The US federal vehicle fuel economy programme should cut subsidies to dual-fuel vehicles
The US federal fuel economy programme needs reshaping to take into account issues such as vehicle weight and fuel prices, in order to cut the US’s petroleum dependence and reduce greenhouse gas emissions, according to a US Department of Transportation sponsored report, with one of the most surprising recommendations being to cut subsidies to dual-fuel cars – those that can use either ethanol or petrol.
Effectiveness and Impact of Corporate Average Fuel Economy Standards, published by the National Academy of Science’s National Research Council, has revealed that, despite being intended to encourage high efficiency vehicles, the Corporate Average Fuel Economy (CAFE) standards’ credits for dual-fuel vehicles have actually had a negative effect on overall fuel economy, because ethanol has only been used in 1% of the vehicles. The report states that measures have to be taken for the good of economics and the environment in the country where, currently, cars only have to achieve 27.5 miles per gallon, and light trucks a mere 20.7 miles per gallon.

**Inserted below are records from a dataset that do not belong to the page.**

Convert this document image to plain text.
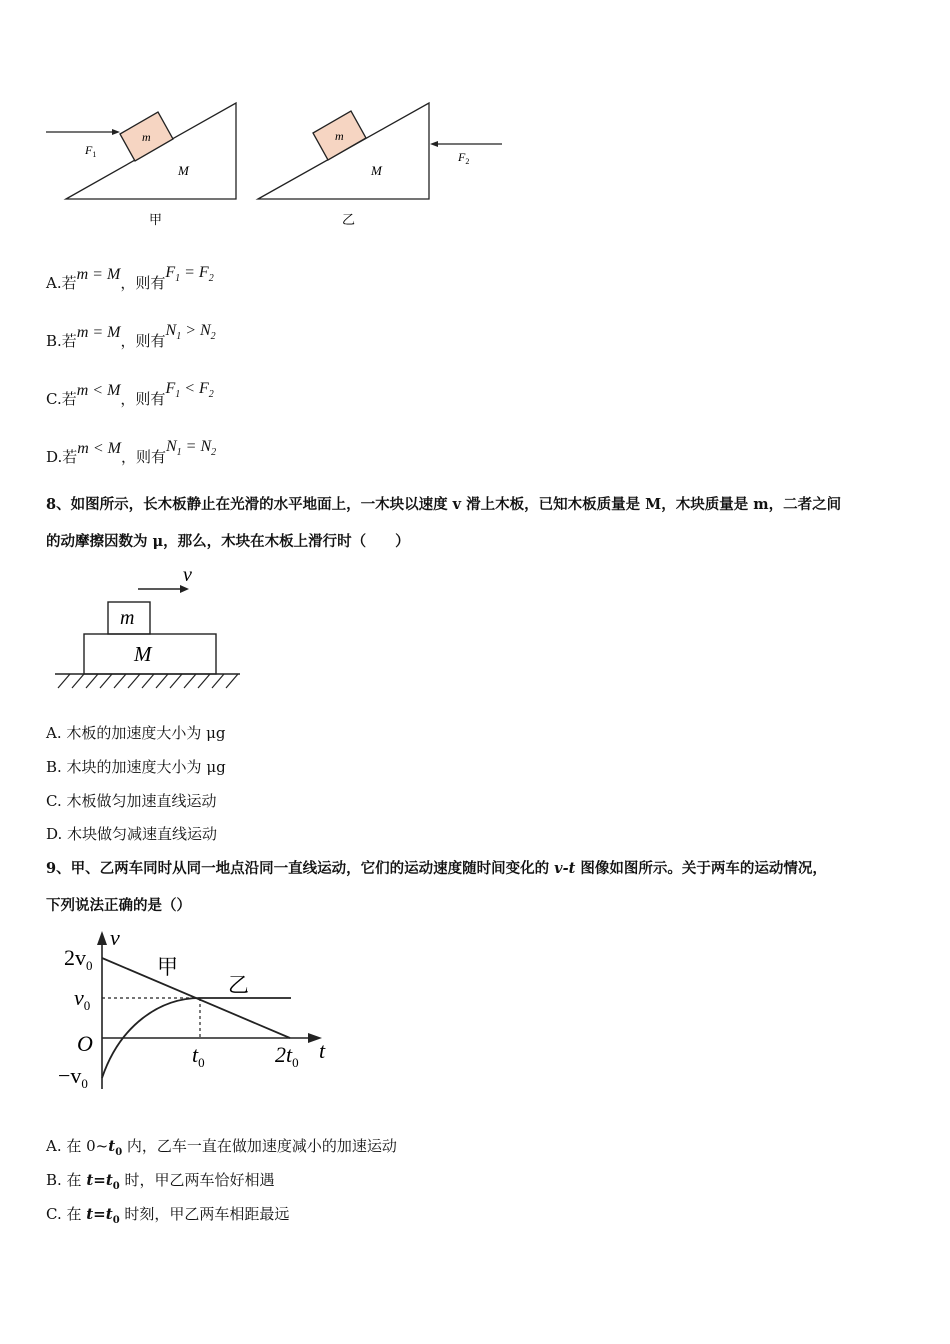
m
M
$F_1$
甲
m
M
$F_2$
乙
A.若m = M，则有$F_1 = F_2$
B.若m = M，则有$N_1 > N_2$
C.若m < M，则有$F_1 < F_2$
D.若m < M，则有$N_1 = N_2$
8、如图所示，长木板静止在光滑的水平地面上，一木块以速度 v 滑上木板，已知木板质量是 M，木块质量是 m，二者之间
的动摩擦因数为 μ，那么，木块在木板上滑行时（　　）
v
m
M
A. 木板的加速度大小为 μg
B. 木块的加速度大小为 μg
C. 木板做匀加速直线运动
D. 木块做匀减速直线运动
9、甲、乙两车同时从同一地点沿同一直线运动，它们的运动速度随时间变化的 v-t 图像如图所示。关于两车的运动情况，
下列说法正确的是（）
v
t
O
$2v_0$
$v_0$
$-v_0$
$t_0$	$2t_0$
甲
乙
A. 在 $0\sim t_0$ 内，乙车一直在做加速度减小的加速运动
B. 在 $t=t_0$ 时，甲乙两车恰好相遇
C. 在 $t=t_0$ 时刻，甲乙两车相距最远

“There are pros and cons to tightening fuel economy standards, involving a range of trade-offs,” said Paul Portney, Chair of the committee that wrote the report. “Making these trade-offs is a task that rightfully resides with elected officials. However, no matter what Congress decides regarding specific fuel economy targets, our committee is adamant that changes should be made to shore up deficiencies in the programme.”

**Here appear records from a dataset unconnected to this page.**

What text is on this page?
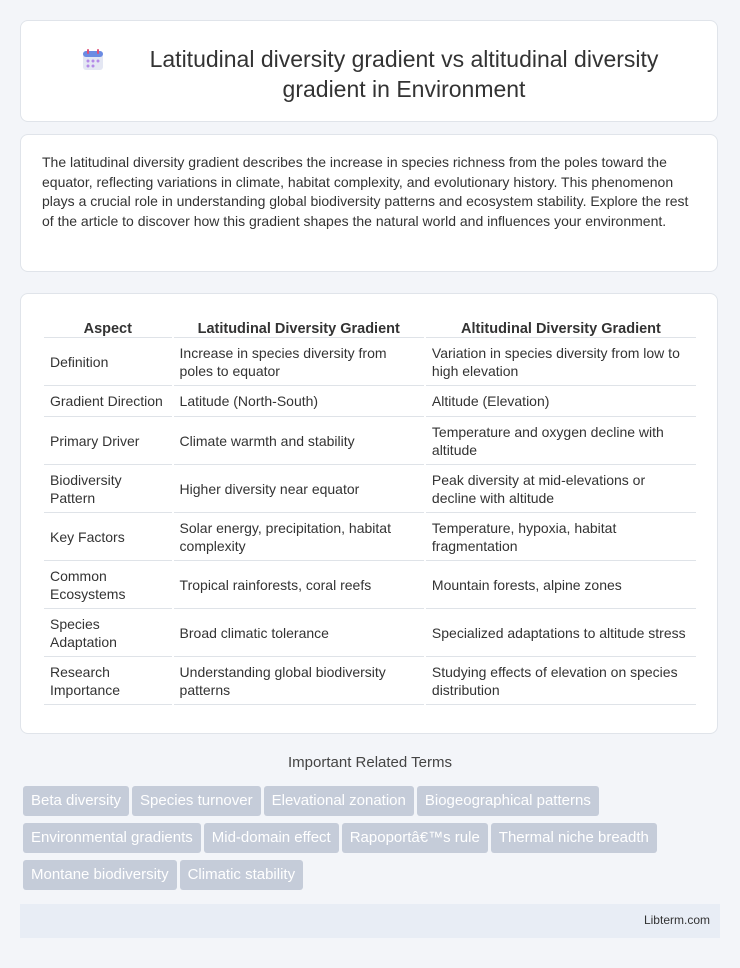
Latitudinal diversity gradient vs altitudinal diversity gradient in Environment
The latitudinal diversity gradient describes the increase in species richness from the poles toward the equator, reflecting variations in climate, habitat complexity, and evolutionary history. This phenomenon plays a crucial role in understanding global biodiversity patterns and ecosystem stability. Explore the rest of the article to discover how this gradient shapes the natural world and influences your environment.
Aspect	Latitudinal Diversity Gradient	Altitudinal Diversity Gradient
Definition	Increase in species diversity from poles to equator	Variation in species diversity from low to high elevation
Gradient Direction	Latitude (North-South)	Altitude (Elevation)
Primary Driver	Climate warmth and stability	Temperature and oxygen decline with altitude
Biodiversity Pattern	Higher diversity near equator	Peak diversity at mid-elevations or decline with altitude
Key Factors	Solar energy, precipitation, habitat complexity	Temperature, hypoxia, habitat fragmentation
Common Ecosystems	Tropical rainforests, coral reefs	Mountain forests, alpine zones
Species Adaptation	Broad climatic tolerance	Specialized adaptations to altitude stress
Research Importance	Understanding global biodiversity patterns	Studying effects of elevation on species distribution
Important Related Terms
Beta diversity Species turnover Elevational zonation Biogeographical patterns
Environmental gradients Mid-domain effect Rapoportâ€™s rule Thermal niche breadth
Montane biodiversity Climatic stability
Libterm.com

The report includes a number of other suggestions, including:
- the adoption of tradable fuel economy credits;
- switching to attribute-based standards, such as matching fuel economy with vehicle weight, which would encourage manufacturers to reduce the size of their largest vehicles;
- having the same standards for domestic and imported vehicles; and
- encouraging research and development for fuel efficiency.
Currently, the issue of lowering the weight of vehicles in the US is a contentious one, due to the fear that lighter vehicles result in reduced safety for their passengers in road accidents. The downsizing of cars in the 1970s and 1980s may have contributed to an additional 1,300 to 2,600 fatalities in 1993, according to the report, but it points out that further research is needed.

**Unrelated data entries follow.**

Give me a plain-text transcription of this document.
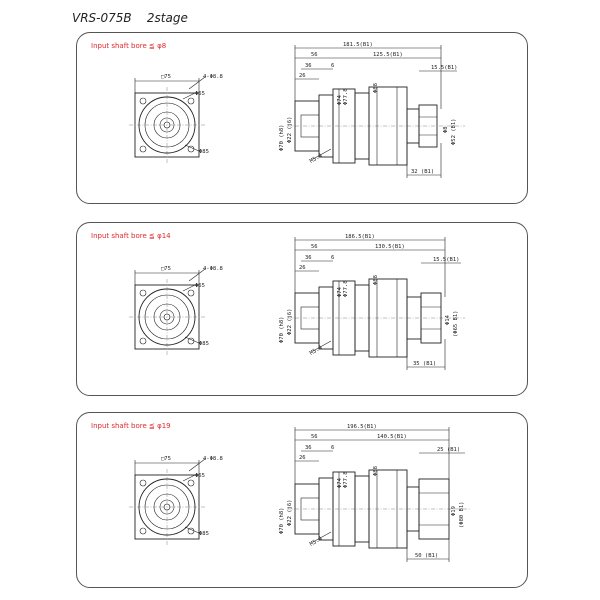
VRS-075B    2stage
Input shaft bore ≦ φ8
□75	4-Φ8.8
Φ65
Φ85
181.5(B1)
56	125.5(B1)
36	6
26
15.5(B1)
Φ74 Φ77.8
Φ88
Φ70 (h8) Φ22 (j6)	Φ8 Φ52 (B1)
M5.4
32 (B1)
Input shaft bore ≦ φ14
□75	4-Φ8.8
Φ65
Φ85
186.5(B1)
56	130.5(B1)
36	6
26
15.5(B1)
Φ74 Φ77.8
Φ88
Φ70 (h8) Φ22 (j6)	Φ14 (Φ65 B1)
M5.4
35 (B1)
Input shaft bore ≦ φ19
□75	4-Φ8.8
Φ65
Φ85
196.5(B1)
56	140.5(B1)
36	6
26
25 (B1)
Φ74 Φ77.8
Φ88
Φ70 (h8) Φ22 (j6)	Φ19 (Φ80 B1)
M5.4
50 (B1)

The report also points out that there is a marked inconsistency between pressing automobile manufacturers for improved fuel economy on the one hand, and insisting on low gasoline prices on the other. Higher fuel prices would create a demand for more fuel-efficient vehicles and an incentive for owners to drive them less.
Nevertheless, in its current form, the fuel efficiency programme has had a positive impact on fuel consumption and the environment. According to the report, the scheme has resulted in a drop in gasoline consumption of 2.8 million barrels per day, translating to a 7% cut in carbon dioxide emissions.
A second report published this week by the National Research Council says that vehicle emissions test programmes have been less effective that expected, producing between none and half of the predicted emissions cuts. The anomaly has occurred due to issues such as an overestimation of compliance, and insufficient focus on the 10% of older, dirtier vehicles which produce 50% of the emissions.